Not to say he didn't bet ball games, boxing matches, and national elections. In fact, Max once bet a window washer on the thirty-first floor of a Chicago hotel that he could climb out on the sill and clean the window faster than the professional washer. He not only won the wager, he enjoyed the experience so much he washed four more windows out of goodwill.

But the game that got Max in trouble was blackjack, the one game that gave the casino player a running chance at beating the house. Max's memory bank was almost like a computer's, and even when going up against a houseman dealing out of a five-deck shoe, Max's ability to count cards and to successfully stay put or risk another hit was uncanny.

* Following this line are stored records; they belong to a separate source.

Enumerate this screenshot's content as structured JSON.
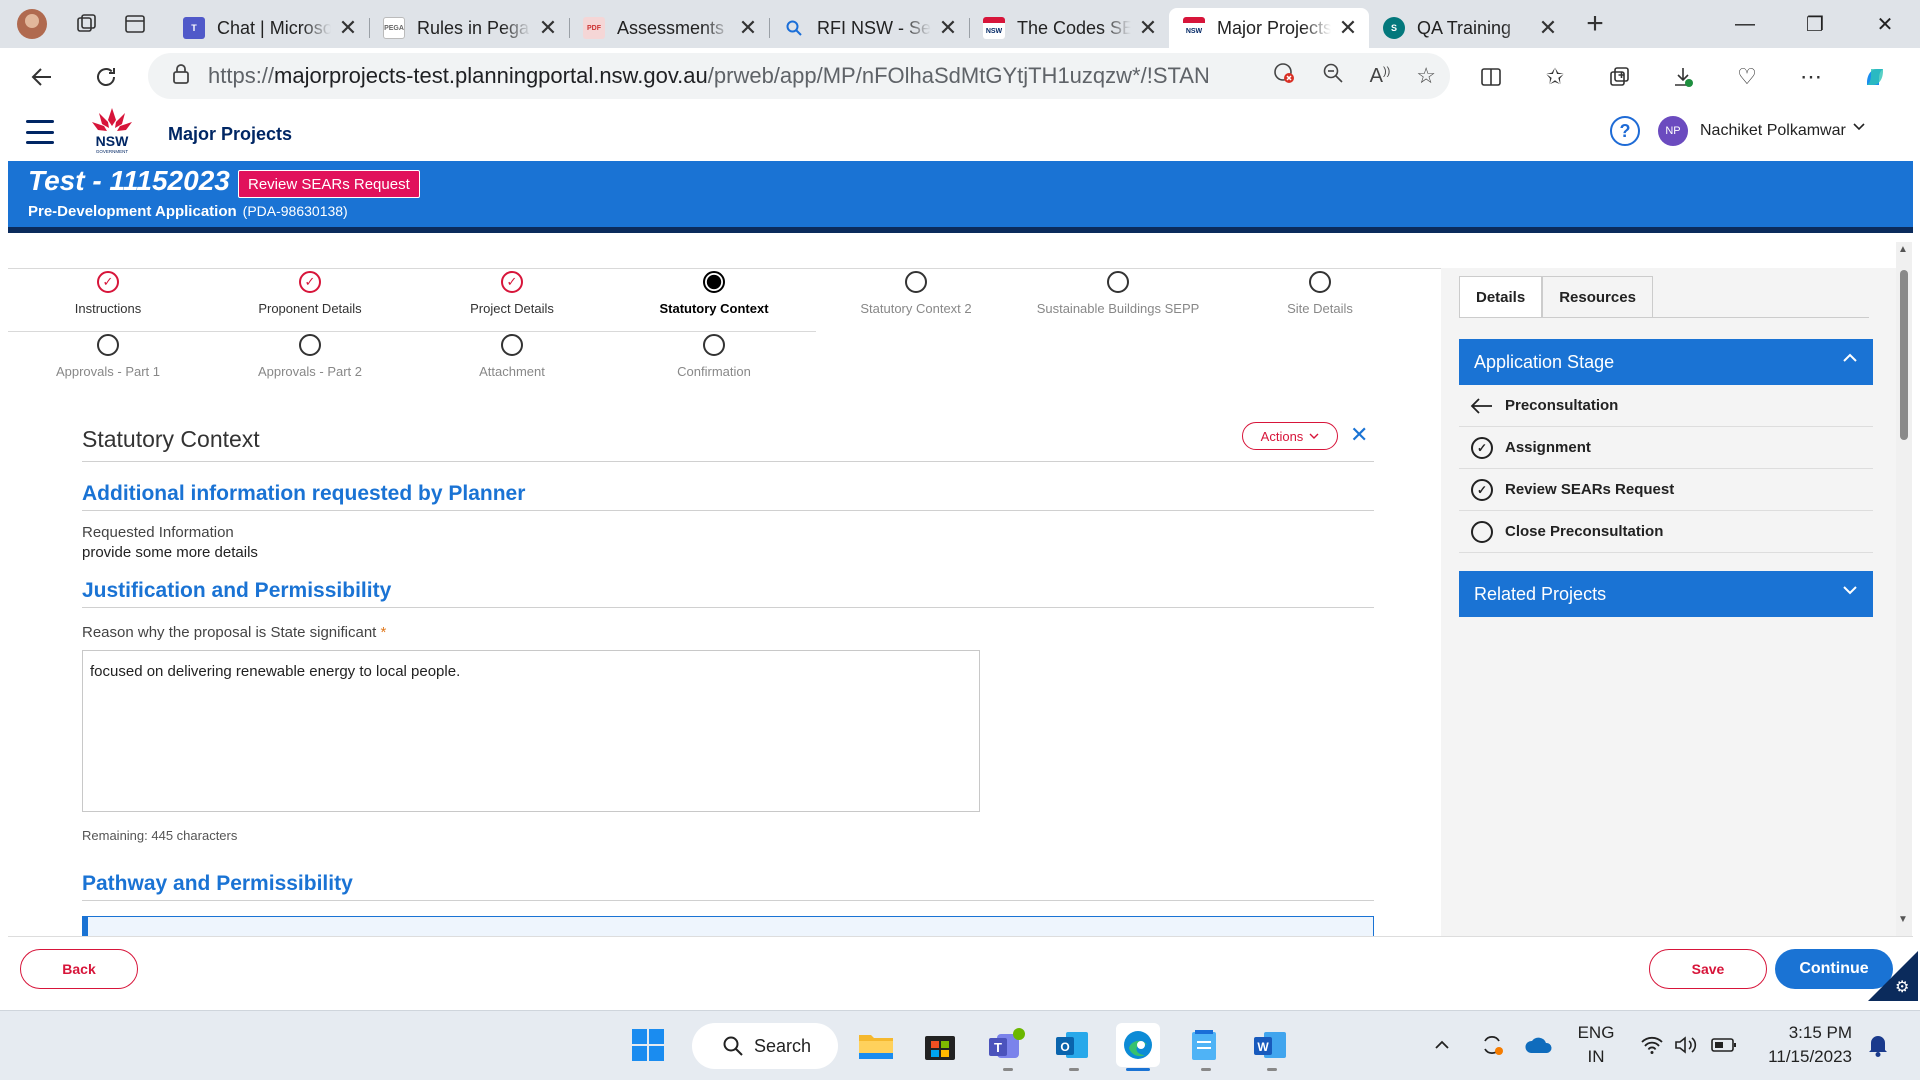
{
  "browser": {
    "tabs": [
      {
        "title": "Chat | Microsoft Teams",
        "icon": "teams-icon",
        "active": false
      },
      {
        "title": "Rules in Pega",
        "icon": "pega-icon",
        "active": false
      },
      {
        "title": "Assessments",
        "icon": "pdf-icon",
        "active": false
      },
      {
        "title": "RFI NSW - Search",
        "icon": "search-icon",
        "active": false
      },
      {
        "title": "The Codes SEPP",
        "icon": "nsw-icon",
        "active": false
      },
      {
        "title": "Major Projects",
        "icon": "nsw-icon",
        "active": true
      },
      {
        "title": "QA Training",
        "icon": "sharepoint-icon",
        "active": false
      }
    ],
    "url_prefix": "https://",
    "url_host": "majorprojects-test.planningportal.nsw.gov.au",
    "url_path": "/prweb/app/MP/nFOlhaSdMtGYtjTH1uzqzw*/!STAN..."
  },
  "app": {
    "name": "Major Projects",
    "logo_text": "NSW",
    "logo_sub": "GOVERNMENT",
    "user_initials": "NP",
    "user_name": "Nachiket Polkamwar",
    "help_glyph": "?"
  },
  "case": {
    "title": "Test - 11152023",
    "stage_badge": "Review SEARs Request",
    "type": "Pre-Development Application",
    "id": "(PDA-98630138)"
  },
  "steps": [
    {
      "label": "Instructions",
      "state": "done"
    },
    {
      "label": "Proponent Details",
      "state": "done"
    },
    {
      "label": "Project Details",
      "state": "done"
    },
    {
      "label": "Statutory Context",
      "state": "current"
    },
    {
      "label": "Statutory Context 2",
      "state": "todo"
    },
    {
      "label": "Sustainable Buildings SEPP",
      "state": "todo"
    },
    {
      "label": "Site Details",
      "state": "todo"
    },
    {
      "label": "Approvals - Part 1",
      "state": "todo"
    },
    {
      "label": "Approvals - Part 2",
      "state": "todo"
    },
    {
      "label": "Attachment",
      "state": "todo"
    },
    {
      "label": "Confirmation",
      "state": "todo"
    }
  ],
  "form": {
    "section_title": "Statutory Context",
    "actions_label": "Actions",
    "h_additional": "Additional information requested by Planner",
    "requested_label": "Requested Information",
    "requested_value": "provide some more details",
    "h_justification": "Justification and Permissibility",
    "reason_label": "Reason why the proposal is State significant",
    "required_mark": "*",
    "reason_value": "focused on delivering renewable energy to local people.",
    "remaining": "Remaining: 445 characters",
    "h_pathway": "Pathway and Permissibility"
  },
  "side_panel": {
    "tabs": [
      "Details",
      "Resources"
    ],
    "application_stage_title": "Application Stage",
    "stages": [
      {
        "label": "Preconsultation",
        "icon": "arrow-left-icon"
      },
      {
        "label": "Assignment",
        "icon": "check-circle-icon"
      },
      {
        "label": "Review SEARs Request",
        "icon": "check-circle-icon"
      },
      {
        "label": "Close Preconsultation",
        "icon": "empty-circle-icon"
      }
    ],
    "related_projects_title": "Related Projects"
  },
  "footer": {
    "back": "Back",
    "save": "Save",
    "continue": "Continue"
  },
  "taskbar": {
    "search": "Search",
    "lang_line1": "ENG",
    "lang_line2": "IN",
    "time": "3:15 PM",
    "date": "11/15/2023"
  },
  "colors": {
    "brand_blue": "#1a73d4",
    "nsw_red": "#d7153a",
    "badge_pink": "#e1115b",
    "navy": "#002664"
  }
}
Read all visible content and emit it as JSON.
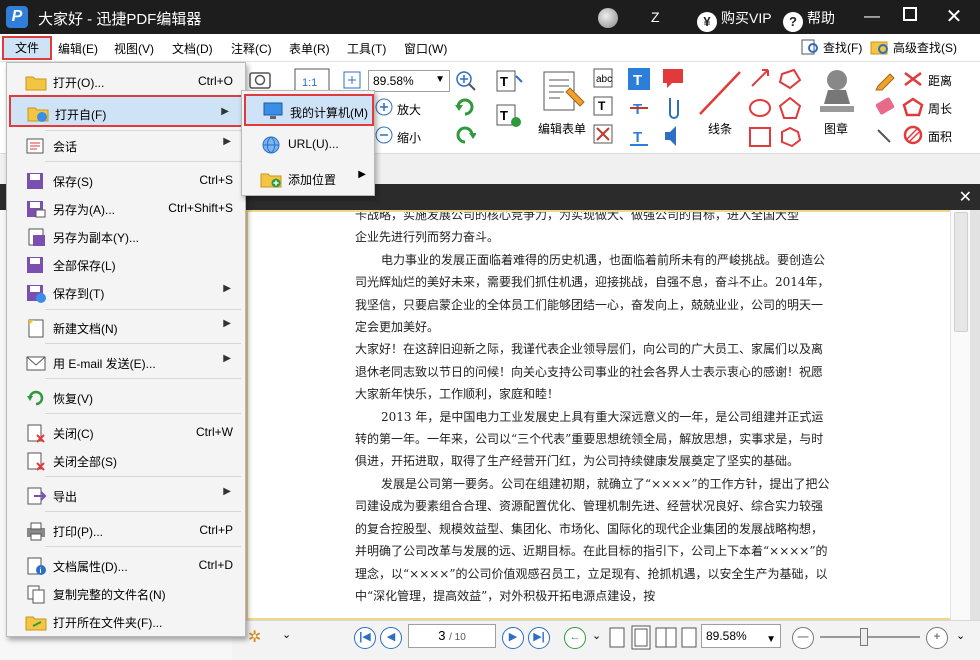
{
  "window": {
    "title": "大家好 - 迅捷PDF编辑器",
    "user": "Z",
    "buy_vip": "购买VIP",
    "help": "帮助",
    "logo_letter": "P"
  },
  "menubar": {
    "items": [
      "文件",
      "编辑(E)",
      "视图(V)",
      "文档(D)",
      "注释(C)",
      "表单(R)",
      "工具(T)",
      "窗口(W)"
    ],
    "find": "查找(F)",
    "advanced_find": "高级查找(S)"
  },
  "toolbar": {
    "zoom_value": "89.58%",
    "enlarge": "放大",
    "shrink": "缩小",
    "edit_form": "编辑表单",
    "line": "线条",
    "stamp": "图章",
    "distance": "距离",
    "perimeter": "周长",
    "area": "面积"
  },
  "file_menu": {
    "items": [
      {
        "label": "打开(O)...",
        "key": "Ctrl+O",
        "icon": "open-folder-icon"
      },
      {
        "label": "打开自(F)",
        "submenu": true,
        "icon": "open-from-icon"
      },
      {
        "label": "会话",
        "submenu": true,
        "icon": "session-icon"
      },
      {
        "label": "保存(S)",
        "key": "Ctrl+S",
        "icon": "save-icon"
      },
      {
        "label": "另存为(A)...",
        "key": "Ctrl+Shift+S",
        "icon": "save-as-icon"
      },
      {
        "label": "另存为副本(Y)...",
        "icon": "save-copy-icon"
      },
      {
        "label": "全部保存(L)",
        "icon": "save-all-icon"
      },
      {
        "label": "保存到(T)",
        "submenu": true,
        "icon": "save-to-icon"
      },
      {
        "label": "新建文档(N)",
        "submenu": true,
        "icon": "new-document-icon"
      },
      {
        "label": "用 E-mail 发送(E)...",
        "submenu": true,
        "icon": "email-icon"
      },
      {
        "label": "恢复(V)",
        "icon": "restore-icon"
      },
      {
        "label": "关闭(C)",
        "key": "Ctrl+W",
        "icon": "close-document-icon"
      },
      {
        "label": "关闭全部(S)",
        "icon": "close-all-icon"
      },
      {
        "label": "导出",
        "submenu": true,
        "icon": "export-icon"
      },
      {
        "label": "打印(P)...",
        "key": "Ctrl+P",
        "icon": "print-icon"
      },
      {
        "label": "文档属性(D)...",
        "key": "Ctrl+D",
        "icon": "document-properties-icon"
      },
      {
        "label": "复制完整的文件名(N)",
        "icon": "copy-filename-icon"
      },
      {
        "label": "打开所在文件夹(F)...",
        "icon": "open-containing-folder-icon"
      }
    ]
  },
  "submenu": {
    "items": [
      {
        "label": "我的计算机(M)",
        "icon": "computer-icon"
      },
      {
        "label": "URL(U)...",
        "icon": "globe-icon"
      },
      {
        "label": "添加位置",
        "submenu": true,
        "icon": "add-location-icon"
      }
    ]
  },
  "document": {
    "paragraphs": [
      {
        "text": "    卡战略，实施发展公司的核心竞争力，为实现做大、做强公司的目标，进入全国大型",
        "indent": false
      },
      {
        "text": "企业先进行列而努力奋斗。",
        "indent": false
      },
      {
        "text": "电力事业的发展正面临着难得的历史机遇，也面临着前所未有的严峻挑战。要创造公司光辉灿烂的美好未来，需要我们抓住机遇，迎接挑战，自强不息，奋斗不止。2014年，我坚信，只要启蒙企业的全体员工们能够团结一心，奋发向上，兢兢业业，公司的明天一定会更加美好。",
        "indent": true
      },
      {
        "text": "大家好！在这辞旧迎新之际，我谨代表企业领导层们，向公司的广大员工、家属们以及离退休老同志致以节日的问候！向关心支持公司事业的社会各界人士表示衷心的感谢！祝愿大家新年快乐，工作顺利，家庭和睦！",
        "indent": false
      },
      {
        "text": "2013 年，是中国电力工业发展史上具有重大深远意义的一年，是公司组建并正式运转的第一年。一年来，公司以“三个代表”重要思想统领全局，解放思想，实事求是，与时俱进，开拓进取，取得了生产经营开门红，为公司持续健康发展奠定了坚实的基础。",
        "indent": true
      },
      {
        "text": "发展是公司第一要务。公司在组建初期，就确立了“××××”的工作方针，提出了把公司建设成为要素组合合理、资源配置优化、管理机制先进、经营状况良好、综合实力较强的复合控股型、规模效益型、集团化、市场化、国际化的现代企业集团的发展战略构想，并明确了公司改革与发展的远、近期目标。在此目标的指引下，公司上下本着“××××”的理念，以“××××”的公司价值观感召员工，立足现有、抢抓机遇，以安全生产为基础，以中“深化管理，提高效益”，对外积极开拓电源点建设，按",
        "indent": true
      }
    ]
  },
  "bottom_bar": {
    "current_page": "3",
    "total_pages": "/ 10",
    "zoom_value": "89.58%"
  }
}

Max's weakness at the blackjack table was his inability to put principles ahead of personalities. He didn't resent losing to a machine or to corrupt jai alai players wanting to keep their family members out of the tomato patch. Max did not like to lose to individuals, particularly stolid and dispassionate people who were paid by the hour and could not wait to get off work. To count cards until his brain was bleeding, then have a joyless clod turn up a blackjack on him out of sheer luck made the scalp recede on his skull.

He would retaliate by playing multiple hands, progressively increasing his bets, doubling up on splits, until he was broke, exhausted, and depressed, staring out the window at the ragged edges of dawn in

Vegas or Reno or Atlantic City, wondering if he could get the casino manager to open a credit line for him.